蛇足だが、シュタインバッハーはドイツ人の父親と日本人の母親を持つドイツ国籍のソリストであり、昨今になって日本公演も実現したようだ。日本側プロモーターがミドルネームを付した「アラベラ・美歩・シュタインバッハー」を用いているのは興行的な効果を狙ったものであろう。しかし、ライナーや公式Webサイトにおいてはそのミドルネームは一切現れない。
(録音評)
ORFEOレーベル、778091、CD-TEXT付きの通常CD。なんと高性能なCD-DAであろうか。こんな録音が普通に店頭に並んでいること自体尋常ではない事と思うのであるが、どうやらクラシック音楽CDの録音現場は着実に地殻変動を起こしているのだと思う。昨今の水準は飛躍的に高まっているのは事実のようだ。

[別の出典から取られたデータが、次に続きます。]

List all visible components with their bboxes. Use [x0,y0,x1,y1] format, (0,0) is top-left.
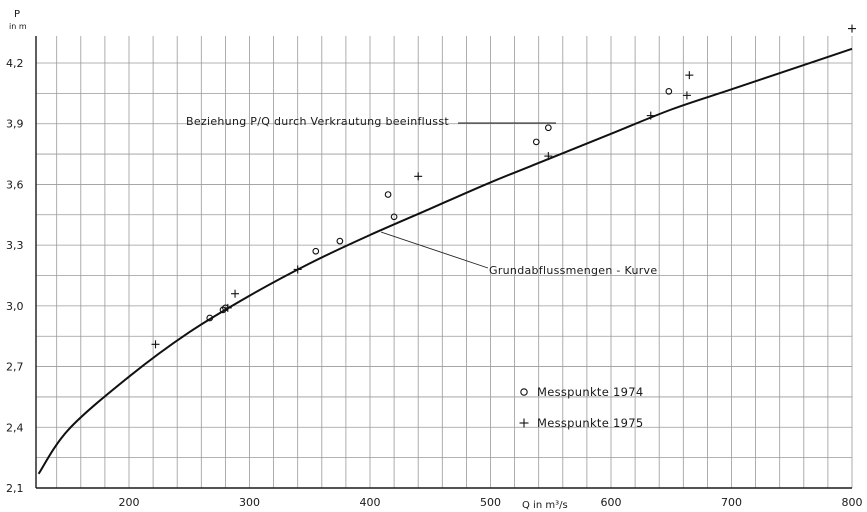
y-tick-label: 4,2 [6,57,24,70]
legend-marker-1974 [520,388,528,396]
point-1975 [231,289,240,298]
legend-label-1975: Messpunkte 1975 [537,416,644,430]
y-tick-labels: 2,1 2,4 2,7 3,0 3,3 3,6 3,9 4,2 [6,57,24,495]
y-tick-label: 3,3 [6,239,24,252]
y-tick-label: 2,1 [6,482,24,495]
point-1975 [544,152,553,161]
point-1975 [151,340,160,349]
x-tick-label: 700 [721,496,742,509]
point-1974 [312,247,320,255]
y-tick-label: 3,6 [6,178,24,191]
point-1974 [544,124,552,132]
axes [35,36,852,489]
annotation-curve-leader [380,231,489,269]
legend: Messpunkte 1974 Messpunkte 1975 [519,385,644,430]
point-1974 [206,314,214,322]
series-line-grundabflussmengen-kurve [37,47,853,475]
point-1975 [414,172,423,181]
point-1975 [682,91,691,100]
y-tick-label: 3,9 [6,118,24,131]
y-axis-unit: in m [9,22,27,31]
annotation-verkrautung: Beziehung P/Q durch Verkrautung beeinflu… [186,115,449,128]
point-1974 [665,87,673,95]
y-tick-label: 2,4 [6,421,24,434]
x-tick-label: 500 [480,496,501,509]
y-tick-label: 3,0 [6,300,24,313]
x-tick-label: 600 [601,496,622,509]
grid-lines [36,36,853,489]
legend-label-1974: Messpunkte 1974 [537,385,644,399]
point-1974 [384,191,392,198]
data-points [151,24,856,349]
point-1974 [336,237,344,245]
y-tick-label: 2,7 [6,361,24,374]
annotation-curve-label: Grundabflussmengen - Kurve [489,264,657,277]
x-tick-label: 300 [239,496,260,509]
legend-marker-1975 [519,418,529,428]
point-1975 [685,71,694,80]
point-1975 [848,24,856,33]
point-1975 [646,111,655,120]
y-axis-label: P [14,9,20,20]
point-1974 [532,138,540,146]
point-1974 [390,213,398,221]
x-tick-label: 200 [119,496,140,509]
point-1975 [223,303,232,312]
point-1975 [293,265,302,274]
x-axis-label: Q in m³/s [522,500,568,511]
x-tick-labels: 200 300 400 500 600 700 800 [119,496,863,509]
x-tick-label: 400 [360,496,381,509]
x-tick-label: 800 [842,496,863,509]
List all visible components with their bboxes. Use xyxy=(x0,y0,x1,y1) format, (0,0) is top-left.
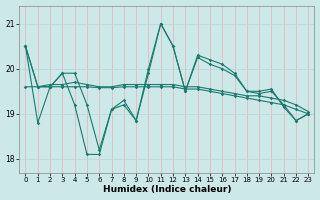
X-axis label: Humidex (Indice chaleur): Humidex (Indice chaleur) xyxy=(103,185,231,194)
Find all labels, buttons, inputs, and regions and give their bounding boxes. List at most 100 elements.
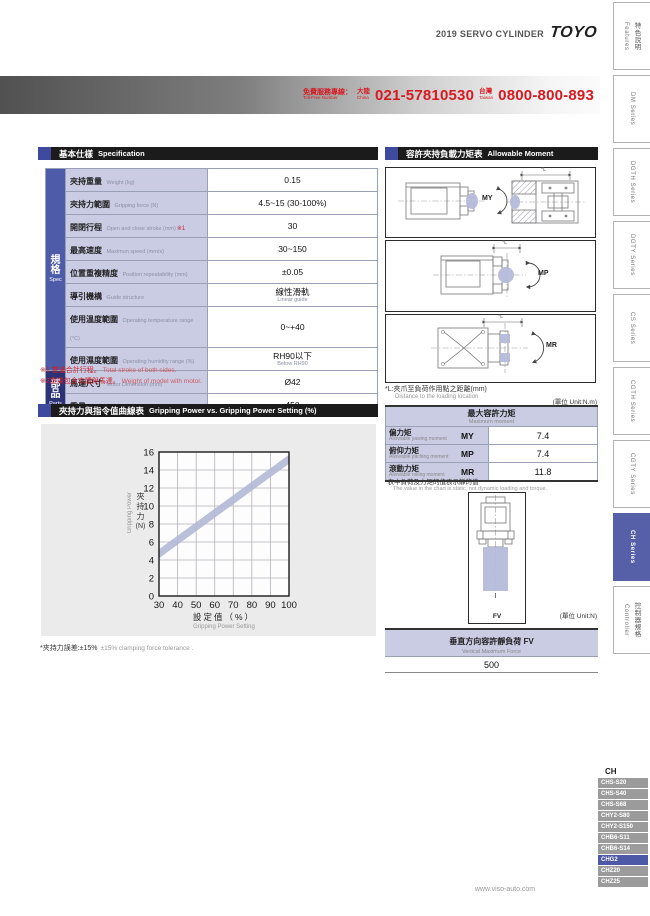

深く重厚に奥へと展開するサウンドステージのど真ん中にポッっと屹立するシュタインバッハーの姿があまりにリアルでゾクゾクする。ちょっと小さめにキリリと結ぶその音像は生コンサートの印象そのものであって過度な息遣いが適度に抑制されていることを除けば臨場感は満点である。アルバンベルクで多用される低域、超低域系楽器の吹きすさぶ風とVnの渋い嘶きはオーディオ的に見ても大いに楽しめるし、第一に演奏が素晴らしいことはなににも増して重要なポイントだ。